Hello, all. Patient here. I’ve been wanting to write this post for some time, but I haven’t known how to open this conversation.
I’ve decided to let PSP run it’s natural course and to live the rest of my life in the most meaningful way I can, without puréeing my foods or installing a feeding tube or learning to “talk” using my eyes with an iPad app that allows me to pick out words to communicate, all of which clinicians are saying are necessary now or in my near future. I’m going to eat all the chocolate or taco salad I want , understanding that aspiration pneumonia or a septic UTI will probably do me in sooner rather than later.
This is as we all know a natural disease that can’t be stopped. While the overwhelming number of you have lived from one disaster to the next for years while losing the person you love to this cruel disease I simply can’t do that.
The hard fact is that the medical community can’t help this. They can only measure my decline. I have access to the notes from the neurology and therapy group I see and although they don’t tell me, tests have shown I choke and things get into my larynx, that my breathing capacity has dropped from 94 percent to 74 percent in the last 3 months, and because I have a bad reaction to muscle relaxers they can’t do a whole lot to loosen my tight muscles. I coughed so hard eating a bite of cake last month I tore a hole in my cornea. The cold hard fact is they can’t get my functionality back, they can only try to keep it where it is, with full knowledge that this disease will win.
I’m 65 years old and I’ve had an incredible life. I’ve hiked in the Andes with a shaman, sledded on my belly 10 kilometers down one of the Alps above Davos, been on top of glaciers and into ice caves in Iceland, seen India up close, walked the rainforest in Costa Rica, ridden on the Concorde (you can see the curve of the earth up there), been in the Rockies and lived at the end of a dirt road at the top of a mountain in NE Georgia with bears, deer, foxes and even a bobcat wandering on their trails through my part of the forest. I speak or read 3 foreign languages including russian.
I have no bucket list. My life has been a never ending choice to take the road less travelled. I like to say I’ve lived 75 good years even though I’m only 65.

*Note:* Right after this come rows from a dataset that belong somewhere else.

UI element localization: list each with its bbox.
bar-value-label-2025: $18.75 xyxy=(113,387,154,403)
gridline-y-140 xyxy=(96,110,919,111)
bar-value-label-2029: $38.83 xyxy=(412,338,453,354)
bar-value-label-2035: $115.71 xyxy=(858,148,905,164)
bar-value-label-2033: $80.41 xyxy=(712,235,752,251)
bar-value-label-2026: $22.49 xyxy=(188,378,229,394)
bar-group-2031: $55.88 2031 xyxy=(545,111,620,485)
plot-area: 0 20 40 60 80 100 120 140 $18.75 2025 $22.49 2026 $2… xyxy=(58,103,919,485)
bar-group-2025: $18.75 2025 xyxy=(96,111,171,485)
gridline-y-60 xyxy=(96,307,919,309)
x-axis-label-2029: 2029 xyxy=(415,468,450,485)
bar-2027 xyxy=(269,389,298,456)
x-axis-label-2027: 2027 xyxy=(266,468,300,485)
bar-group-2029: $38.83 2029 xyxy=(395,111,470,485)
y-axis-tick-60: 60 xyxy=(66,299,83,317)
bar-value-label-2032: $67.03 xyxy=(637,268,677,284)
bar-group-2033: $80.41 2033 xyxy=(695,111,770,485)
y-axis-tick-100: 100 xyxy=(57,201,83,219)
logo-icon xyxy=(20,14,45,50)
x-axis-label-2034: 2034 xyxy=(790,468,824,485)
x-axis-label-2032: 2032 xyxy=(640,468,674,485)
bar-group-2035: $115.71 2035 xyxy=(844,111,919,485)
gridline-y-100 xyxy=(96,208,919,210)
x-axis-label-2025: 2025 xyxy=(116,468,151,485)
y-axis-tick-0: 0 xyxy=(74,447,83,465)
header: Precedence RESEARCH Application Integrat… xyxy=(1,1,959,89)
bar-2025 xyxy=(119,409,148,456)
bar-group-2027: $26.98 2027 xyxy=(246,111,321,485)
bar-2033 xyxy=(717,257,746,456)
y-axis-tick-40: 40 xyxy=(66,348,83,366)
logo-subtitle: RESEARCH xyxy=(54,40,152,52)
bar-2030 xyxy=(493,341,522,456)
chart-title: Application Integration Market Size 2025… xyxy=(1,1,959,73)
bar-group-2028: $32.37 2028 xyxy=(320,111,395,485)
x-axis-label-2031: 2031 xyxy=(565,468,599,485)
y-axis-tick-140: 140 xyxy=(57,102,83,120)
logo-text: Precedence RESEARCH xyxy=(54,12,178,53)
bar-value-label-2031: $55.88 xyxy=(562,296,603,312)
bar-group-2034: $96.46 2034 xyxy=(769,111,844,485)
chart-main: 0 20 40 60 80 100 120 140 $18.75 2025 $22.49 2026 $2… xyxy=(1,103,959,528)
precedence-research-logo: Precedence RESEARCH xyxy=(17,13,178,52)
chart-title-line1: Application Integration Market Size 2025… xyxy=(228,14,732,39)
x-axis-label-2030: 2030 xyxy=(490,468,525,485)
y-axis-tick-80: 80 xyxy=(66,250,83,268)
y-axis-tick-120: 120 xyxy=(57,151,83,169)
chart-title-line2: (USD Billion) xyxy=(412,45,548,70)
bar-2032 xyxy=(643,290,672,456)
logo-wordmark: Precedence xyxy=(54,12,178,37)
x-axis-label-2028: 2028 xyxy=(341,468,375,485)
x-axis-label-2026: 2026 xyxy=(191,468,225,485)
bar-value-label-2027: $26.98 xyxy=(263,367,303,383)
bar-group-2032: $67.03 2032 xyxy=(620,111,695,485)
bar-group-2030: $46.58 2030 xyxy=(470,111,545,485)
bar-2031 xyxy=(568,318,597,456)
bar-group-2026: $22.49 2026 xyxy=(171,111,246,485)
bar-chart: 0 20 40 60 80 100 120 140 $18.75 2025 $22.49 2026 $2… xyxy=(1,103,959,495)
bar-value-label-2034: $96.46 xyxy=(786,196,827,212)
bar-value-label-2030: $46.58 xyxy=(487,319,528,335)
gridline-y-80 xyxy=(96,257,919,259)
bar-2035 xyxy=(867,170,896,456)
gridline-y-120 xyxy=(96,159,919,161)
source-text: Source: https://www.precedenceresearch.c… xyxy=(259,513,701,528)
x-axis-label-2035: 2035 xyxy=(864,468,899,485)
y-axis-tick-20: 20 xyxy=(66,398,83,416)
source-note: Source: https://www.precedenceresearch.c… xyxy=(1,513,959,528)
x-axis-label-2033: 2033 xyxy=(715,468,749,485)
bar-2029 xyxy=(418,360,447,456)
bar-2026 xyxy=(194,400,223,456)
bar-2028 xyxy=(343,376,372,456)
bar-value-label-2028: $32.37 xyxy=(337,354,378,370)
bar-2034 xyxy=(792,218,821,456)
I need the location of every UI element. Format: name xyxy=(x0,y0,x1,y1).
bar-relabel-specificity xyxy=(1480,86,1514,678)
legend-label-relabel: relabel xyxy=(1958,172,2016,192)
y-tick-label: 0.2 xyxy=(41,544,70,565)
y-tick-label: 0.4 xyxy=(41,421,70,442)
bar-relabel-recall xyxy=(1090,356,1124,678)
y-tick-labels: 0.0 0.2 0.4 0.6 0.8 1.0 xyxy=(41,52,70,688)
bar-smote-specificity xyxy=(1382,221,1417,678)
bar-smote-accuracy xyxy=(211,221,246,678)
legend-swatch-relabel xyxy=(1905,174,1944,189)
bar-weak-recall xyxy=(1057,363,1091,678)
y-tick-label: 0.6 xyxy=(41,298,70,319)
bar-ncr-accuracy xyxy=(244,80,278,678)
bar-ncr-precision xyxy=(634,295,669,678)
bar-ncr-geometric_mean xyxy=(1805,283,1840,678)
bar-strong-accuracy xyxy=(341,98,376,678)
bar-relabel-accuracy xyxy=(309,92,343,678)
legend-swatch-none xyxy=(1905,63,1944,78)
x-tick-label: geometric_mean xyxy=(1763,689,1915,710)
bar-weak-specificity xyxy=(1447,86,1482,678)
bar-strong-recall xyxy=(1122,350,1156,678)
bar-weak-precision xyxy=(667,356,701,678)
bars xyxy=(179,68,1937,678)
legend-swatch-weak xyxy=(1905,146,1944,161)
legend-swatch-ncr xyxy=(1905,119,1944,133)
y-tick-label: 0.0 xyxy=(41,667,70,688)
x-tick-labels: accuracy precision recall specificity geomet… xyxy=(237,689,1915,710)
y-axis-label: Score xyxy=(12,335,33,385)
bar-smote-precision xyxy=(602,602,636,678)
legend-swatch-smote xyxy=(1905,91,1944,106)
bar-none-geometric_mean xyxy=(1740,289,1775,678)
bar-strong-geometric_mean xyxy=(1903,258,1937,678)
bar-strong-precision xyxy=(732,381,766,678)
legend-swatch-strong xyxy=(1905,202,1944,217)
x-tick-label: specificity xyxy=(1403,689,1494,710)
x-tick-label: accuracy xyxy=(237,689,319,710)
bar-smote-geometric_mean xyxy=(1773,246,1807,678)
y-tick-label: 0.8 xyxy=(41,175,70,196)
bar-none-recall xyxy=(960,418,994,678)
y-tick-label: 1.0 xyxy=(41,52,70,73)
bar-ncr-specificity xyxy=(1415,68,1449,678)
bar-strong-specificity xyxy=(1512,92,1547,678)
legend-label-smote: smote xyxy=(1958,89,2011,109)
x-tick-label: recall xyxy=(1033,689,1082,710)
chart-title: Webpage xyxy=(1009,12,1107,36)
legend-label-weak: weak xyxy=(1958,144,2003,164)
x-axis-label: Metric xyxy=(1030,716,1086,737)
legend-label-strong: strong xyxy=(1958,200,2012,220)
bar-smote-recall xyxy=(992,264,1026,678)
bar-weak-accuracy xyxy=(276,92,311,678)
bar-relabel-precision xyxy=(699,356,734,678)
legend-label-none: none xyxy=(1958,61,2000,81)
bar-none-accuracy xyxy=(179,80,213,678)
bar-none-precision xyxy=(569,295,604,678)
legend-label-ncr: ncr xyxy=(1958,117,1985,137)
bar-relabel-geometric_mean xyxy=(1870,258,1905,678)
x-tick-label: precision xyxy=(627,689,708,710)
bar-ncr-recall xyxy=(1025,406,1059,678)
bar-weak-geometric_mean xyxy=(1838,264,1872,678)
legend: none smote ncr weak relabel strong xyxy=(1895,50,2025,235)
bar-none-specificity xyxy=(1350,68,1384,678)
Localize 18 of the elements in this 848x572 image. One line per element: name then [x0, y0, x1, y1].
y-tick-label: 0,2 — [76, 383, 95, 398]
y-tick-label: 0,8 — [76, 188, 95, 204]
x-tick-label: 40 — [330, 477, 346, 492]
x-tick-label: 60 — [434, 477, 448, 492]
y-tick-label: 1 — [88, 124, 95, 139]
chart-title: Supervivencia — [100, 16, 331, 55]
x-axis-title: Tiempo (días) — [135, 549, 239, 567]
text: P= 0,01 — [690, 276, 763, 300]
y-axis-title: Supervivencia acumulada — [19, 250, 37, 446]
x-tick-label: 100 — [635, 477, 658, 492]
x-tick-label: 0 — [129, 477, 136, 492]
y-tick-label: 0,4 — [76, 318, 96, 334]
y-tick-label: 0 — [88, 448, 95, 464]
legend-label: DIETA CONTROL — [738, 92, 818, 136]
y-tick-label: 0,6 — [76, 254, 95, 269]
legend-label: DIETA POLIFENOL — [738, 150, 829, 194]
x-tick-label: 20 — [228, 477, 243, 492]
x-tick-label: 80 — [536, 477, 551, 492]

My doctors all accept my choice. I’ve spoken to my family doc about hospice but because I get kidney stones that need to be removed to stop deep and lasting pain, I won’t sign up with hospice until the last days. Hospice would drown me in pain meds, and I want to have a chance at clearheadedness and closure until the last moment.
I’ll be moving in with my daughter soon, and she has been with me every step of this. You might remember we took a trip to New York City over thanksgiving and we’re both super grateful for the memories we made. She’s working hard to come up with another short trip we could take given my disabilities.
I’m not “giving up.” I’m giving in to a natural process. With no regrets.
I’m not quitting this forum or the US forum I’m on. I need to know I can add the patient’s perspective to your caregiver issues. It’s been really satisfying helping everyone get a glimpse into a patient’s mind, concerns and driving forces. I thank you for that.